5 min read
Social media is great, ain’t it?! It’s the ultimate source of online distraction and boundless procrastination, a place to share your thoughts, opinions, dreams, desires and pictures of every single meal.
But – we’ll all admit - it also kinda sucks. In fact, there’s a growing trend among younger generations to reject social media outright. According to one study, two-thirds of people under 19 say they wouldn’t care if social media ceased to exist, and that it has a negative impact on their wellbeing.
There’s a lot of pressure on young people to be seen as being popular on social media, with the most common measures of popularity being the number of friends / followers you have, how many likes your posts get and even your photos and how you present ‘living your best life’.
But if you’re the kind of person who finds themselves with hundreds; if not thousands; of friends and connections on your social media feeds, there can be huge benefits to deleting them.
There’s loads of good reasons to cut the dead weight from your social media accounts, but here are some of the biggest ones:
It lets you focus on what; and who; really matters
Oh, look. The second-cousin of that girl who threw up on your shoes at that random flat party you went to once and who you’ve never held more than one conversation with in your life has got a job as a club PR and is posting about six-for-one jagerbombs on Thursday nights for the 15th time this week. Do you care?
On average, we spend over two hours on social media every day, hopping between Facebook and Instagram and Snapchat and Twitter and Tumblr and Reddit and Pinterest and whatever else we might feel compelled to be on.

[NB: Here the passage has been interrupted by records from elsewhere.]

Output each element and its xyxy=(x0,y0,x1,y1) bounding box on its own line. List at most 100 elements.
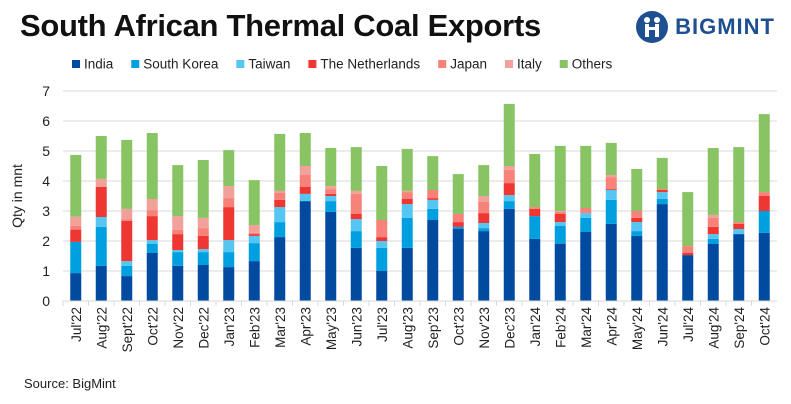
bar-segment-india xyxy=(325,211,337,301)
bar-segment-taiwan xyxy=(656,192,668,199)
y-axis-title: Qty in mnt xyxy=(9,164,25,228)
bar-segment-japan xyxy=(656,189,668,190)
bar-segment-japan xyxy=(172,229,184,235)
bar-segment-japan xyxy=(325,189,337,194)
x-tick-label: Jan'23 xyxy=(222,307,237,346)
bigmint-logo-icon xyxy=(636,11,669,43)
x-tick-label: Aug'23 xyxy=(400,307,415,349)
bar-segment-south-korea xyxy=(248,243,260,262)
bar-segment-india xyxy=(248,261,260,301)
bar-segment-the-netherlands xyxy=(758,196,770,211)
bar-segment-the-netherlands xyxy=(478,213,490,223)
x-tick-label: Sep'24 xyxy=(732,307,747,349)
y-tick-label: 0 xyxy=(42,293,50,309)
bar-segment-the-netherlands xyxy=(656,190,668,193)
legend-label: Taiwan xyxy=(248,57,290,72)
bar-segment-taiwan xyxy=(350,219,362,232)
x-tick-label: Jun'23 xyxy=(349,307,364,346)
bar-segment-india xyxy=(758,232,770,301)
bar-segment-the-netherlands xyxy=(427,198,439,200)
bar-segment-others xyxy=(682,192,694,247)
bar-segment-japan xyxy=(427,190,439,199)
bar-segment-italy xyxy=(248,225,260,233)
bar-segment-taiwan xyxy=(554,222,566,226)
legend-label: The Netherlands xyxy=(320,57,420,72)
bar-segment-taiwan xyxy=(197,249,209,253)
bar-segment-india xyxy=(580,232,592,301)
bar-segment-italy xyxy=(503,166,515,170)
bar-segment-the-netherlands xyxy=(605,189,617,190)
bar-segment-taiwan xyxy=(707,234,719,239)
y-tick-label: 4 xyxy=(42,173,50,189)
bar-segment-india xyxy=(350,247,362,301)
bar-segment-south-korea xyxy=(146,244,158,253)
bar-segment-india xyxy=(529,238,541,301)
bar-segment-japan xyxy=(758,192,770,196)
y-tick-label: 7 xyxy=(42,83,50,99)
bar-segment-the-netherlands xyxy=(733,223,745,229)
x-tick-label: Jun'24 xyxy=(655,307,670,347)
bar-segment-taiwan xyxy=(580,213,592,218)
bar-segment-the-netherlands xyxy=(172,234,184,250)
bar-segment-taiwan xyxy=(503,195,515,202)
x-tick-label: Mar'23 xyxy=(273,307,288,348)
legend-swatch xyxy=(131,60,140,68)
bar-segment-taiwan xyxy=(299,193,311,202)
x-tick-label: May'24 xyxy=(630,307,645,351)
bar-segment-india xyxy=(95,265,107,301)
bar-segment-italy xyxy=(223,186,235,199)
bar-segment-others xyxy=(631,169,643,211)
y-tick-label: 1 xyxy=(42,263,50,279)
bar-segment-others xyxy=(478,165,490,196)
y-tick-label: 5 xyxy=(42,143,50,159)
bar-segment-the-netherlands xyxy=(146,216,158,241)
bar-segment-others xyxy=(656,157,668,190)
bar-segment-south-korea xyxy=(452,226,464,229)
bar-segment-others xyxy=(452,174,464,214)
bar-segment-taiwan xyxy=(146,240,158,244)
bar-segment-india xyxy=(146,253,158,301)
bar-segment-italy xyxy=(274,190,286,193)
bar-segment-south-korea xyxy=(325,201,337,212)
bar-segment-japan xyxy=(401,192,413,199)
bar-segment-others xyxy=(121,139,133,209)
bar-segment-south-korea xyxy=(478,228,490,232)
x-tick-label: Jul'22 xyxy=(69,307,84,342)
bar-segment-italy xyxy=(325,186,337,190)
bar-segment-others xyxy=(70,154,82,217)
bar-segment-others xyxy=(248,180,260,226)
bar-segment-japan xyxy=(274,193,286,200)
legend-swatch xyxy=(504,60,513,68)
bar-segment-japan xyxy=(197,228,209,236)
bar-segment-others xyxy=(707,148,719,215)
bar-segment-the-netherlands xyxy=(376,237,388,241)
bar-segment-south-korea xyxy=(554,226,566,244)
bar-segment-taiwan xyxy=(376,241,388,248)
bar-segment-italy xyxy=(707,214,719,218)
bar-segment-india xyxy=(503,208,515,301)
bar-segment-others xyxy=(223,150,235,187)
bar-segment-taiwan xyxy=(631,222,643,232)
legend-swatch xyxy=(236,60,245,68)
bar-segment-taiwan xyxy=(427,199,439,209)
bar-segment-south-korea xyxy=(758,211,770,233)
bar-segment-taiwan xyxy=(325,196,337,202)
bar-segment-the-netherlands xyxy=(682,253,694,256)
bar-segment-south-korea xyxy=(631,231,643,236)
x-tick-label: Feb'24 xyxy=(553,307,568,348)
bar-segment-japan xyxy=(503,169,515,184)
bar-segment-south-korea xyxy=(95,226,107,266)
bar-segment-the-netherlands xyxy=(70,229,82,242)
bar-segment-japan xyxy=(605,177,617,190)
bar-segment-others xyxy=(605,142,617,175)
legend-label: India xyxy=(84,57,114,72)
bar-segment-japan xyxy=(682,246,694,253)
bar-segment-italy xyxy=(70,216,82,226)
bar-segment-south-korea xyxy=(656,199,668,205)
bar-segment-others xyxy=(376,166,388,220)
bar-segment-japan xyxy=(580,208,592,214)
bar-segment-others xyxy=(503,103,515,166)
bar-segment-south-korea xyxy=(274,222,286,238)
bar-segment-south-korea xyxy=(121,265,133,277)
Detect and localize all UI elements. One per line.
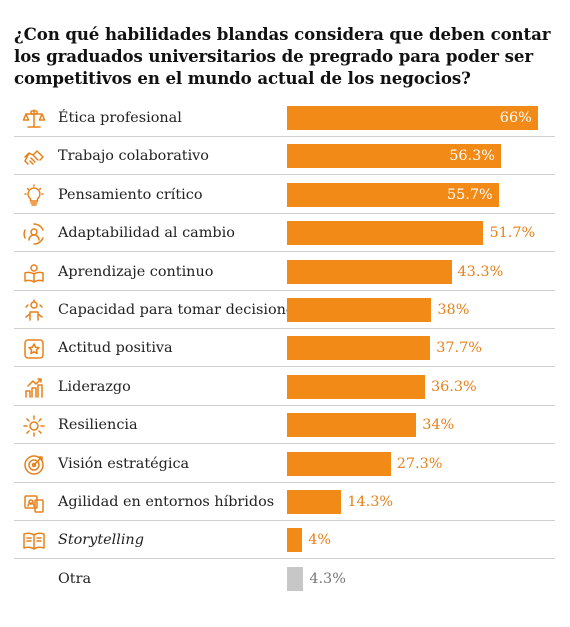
row-divider [14, 443, 555, 445]
adaptability-icon [22, 222, 46, 246]
chart-row: Storytelling 4% [14, 521, 555, 560]
chart-title: ¿Con qué habilidades blandas considera q… [14, 24, 551, 88]
category-label: Aprendizaje continuo [58, 263, 214, 280]
value-label: 36.3% [430, 378, 477, 395]
category-label: Actitud positiva [58, 340, 173, 357]
row-divider [14, 212, 555, 214]
value-label: 43.3% [457, 263, 504, 280]
bar [287, 106, 538, 130]
value-label: 14.3% [347, 494, 394, 510]
bar [287, 221, 484, 246]
value-label: 4% [308, 532, 332, 549]
category-label: Pensamiento crítico [58, 186, 203, 203]
value-label: 34% [422, 417, 455, 434]
row-divider [14, 366, 555, 368]
open-book-icon [22, 529, 46, 553]
row-divider [14, 404, 555, 406]
row-divider [14, 481, 555, 483]
lightbulb-icon [22, 184, 46, 208]
bar [287, 451, 391, 476]
bar [287, 144, 501, 169]
chart-row: Agilidad en entornos híbridos 14.3% [14, 483, 555, 521]
row-divider [14, 289, 555, 291]
star-badge-icon [22, 337, 46, 361]
chart-row: Visión estratégica 27.3% [14, 445, 555, 483]
category-label: Storytelling [58, 532, 144, 549]
category-label: Visión estratégica [58, 455, 190, 472]
row-divider [14, 251, 555, 253]
handshake-icon [22, 145, 46, 169]
chart-row: Pensamiento crítico 55.7% [14, 176, 555, 214]
target-icon [22, 453, 46, 477]
bar [287, 413, 417, 438]
value-label: 37.7% [436, 340, 482, 357]
chart-row: Adaptabilidad al cambio 51.7% [14, 214, 555, 253]
row-divider [14, 174, 555, 176]
leadership-icon [22, 376, 46, 400]
category-label: Liderazgo [58, 378, 131, 395]
hybrid-devices-icon [22, 491, 46, 515]
chart-row: Aprendizaje continuo 43.3% [14, 253, 555, 291]
category-label: Capacidad para tomar decisiones [58, 302, 302, 318]
bar [287, 182, 499, 207]
bar [287, 374, 425, 399]
value-label: 51.7% [489, 225, 536, 242]
scales-icon [22, 107, 46, 131]
category-label: Agilidad en entornos híbridos [58, 494, 275, 510]
value-label: 38% [437, 302, 470, 318]
chart-row: Ética profesional 66% [14, 99, 555, 137]
bar [287, 528, 303, 553]
row-divider [14, 136, 555, 137]
row-divider [14, 520, 555, 521]
chart-row: Resiliencia 34% [14, 406, 555, 445]
category-label: Otra [58, 570, 92, 587]
value-label: 27.3% [396, 455, 443, 472]
bar [287, 490, 342, 514]
value-label: 66% [499, 110, 532, 126]
row-divider [14, 558, 555, 560]
bar [287, 336, 431, 361]
bar [287, 259, 452, 284]
chart-row: Actitud positiva 37.7% [14, 329, 555, 368]
chart-row: Otra 4.3% [14, 560, 555, 598]
chart-row: Capacidad para tomar decisiones 38% [14, 291, 555, 329]
book-reader-icon [22, 261, 46, 285]
category-label: Adaptabilidad al cambio [58, 225, 235, 242]
chart-row: Liderazgo 36.3% [14, 368, 555, 406]
category-label: Trabajo colaborativo [58, 148, 209, 165]
row-divider [14, 328, 555, 329]
bar [287, 566, 304, 591]
bar [287, 298, 432, 322]
value-label: 4.3% [309, 570, 346, 587]
value-label: 55.7% [446, 186, 493, 203]
resilience-gear-icon [22, 414, 46, 438]
category-label: Ética profesional [58, 110, 182, 126]
category-label: Resiliencia [58, 417, 138, 434]
value-label: 56.3% [449, 148, 495, 165]
chart-row: Trabajo colaborativo 56.3% [14, 137, 555, 176]
decision-person-icon [22, 299, 46, 323]
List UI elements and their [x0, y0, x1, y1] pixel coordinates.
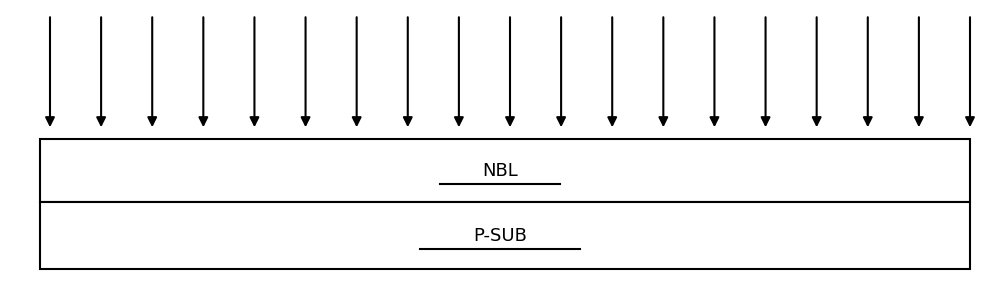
Text: P-SUB: P-SUB [473, 227, 527, 244]
Text: NBL: NBL [482, 162, 518, 179]
Bar [40, 202, 970, 269]
Bar [40, 139, 970, 202]
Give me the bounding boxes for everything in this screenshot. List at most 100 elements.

If you’re gonna spend so much of your time on it, it might as well be with people who are actually important to us. The same goes for the masses of news sites, organisations, celebrities and meme accounts we all tend to follow.
You’ll be less emotionally drained
We’ve all been there. You have those days where you open up Facebook, scroll down through your news feed and the sheer magnitude of rubbish posted on it makes you think God, why do I even have Facebook?
So, you close the app, throw your phone across the bed and resolve to take a social media sabbatical. Before retrieving it five minutes later and opening up Facebook again because you got bored.
Social media can be emotionally draining. But by cutting the number of your friends, followers and accounts which you in turn follow down to a necessary few you’ll find it much less overwhelming.
It’ll save you time
Going through and manually deleting potentially hundreds of friends and connections can be time consuming, but it’ll save you loads of free time in the long-run.
No longer will you log into your social media accounts to have to trawl through hundreds of notifications popping up at every minute of the day. Instead, you’ll be left with much more manageable feeds that take less of your time and energy to keep up to date with.
Muting, Blocking, Unfollowing and Unfriending
If you’re afraid of offending someone or any awkward conversations that can arise as a result of chopping down the number of people you follow on social media, it’s worthwhile remembering that you don’t actually have to delete them to reap the benefits of removing them from your life online.
Facebook, Twitter and Instagram all allow you to hide, mute, unfollow and unsubscribe from other accounts without actually removing them as a connection.
All of these functions are intentionally discreet; nobody will get a notification that you’ve unfollowed or muted them. Some people might figure it out on their own eventually, but you’re on your own with that one!
Who To Delete And Why
Exactly who you remove from your social media sphere is ultimately your choice, but here’s some suggestions that might help to get you started:
Anyone who posts endless rubbish, spam or unwanted material
Maybe it’s people who continually complain or create unnecessary drama or put up inappropirate posts or who are too opinionated.Whatever it is, if it’s a major source of rubbish, general annoyance, useless posts, unsolicited opinions or spam, it’s probably time to bid goodbye to it.
Anything no longer related to where you are in life
It's completely understandable to use social media, particularly platforms like Twitter and LinkedIn, to follow accounts that can offer life advice, motivation or job alerts.
But if you followed a student advice account back when you first started university and have since graduated, do you really need to see notifications telling you where to find cheap library books?
Maybe these accounts or friends might have been handy once, but if they’ve since become useless clutter, it’s time to get rid. That way, you’ll have more space and more time for the things that really matter to you. Who knows - it might make you even want to spend more time on social media!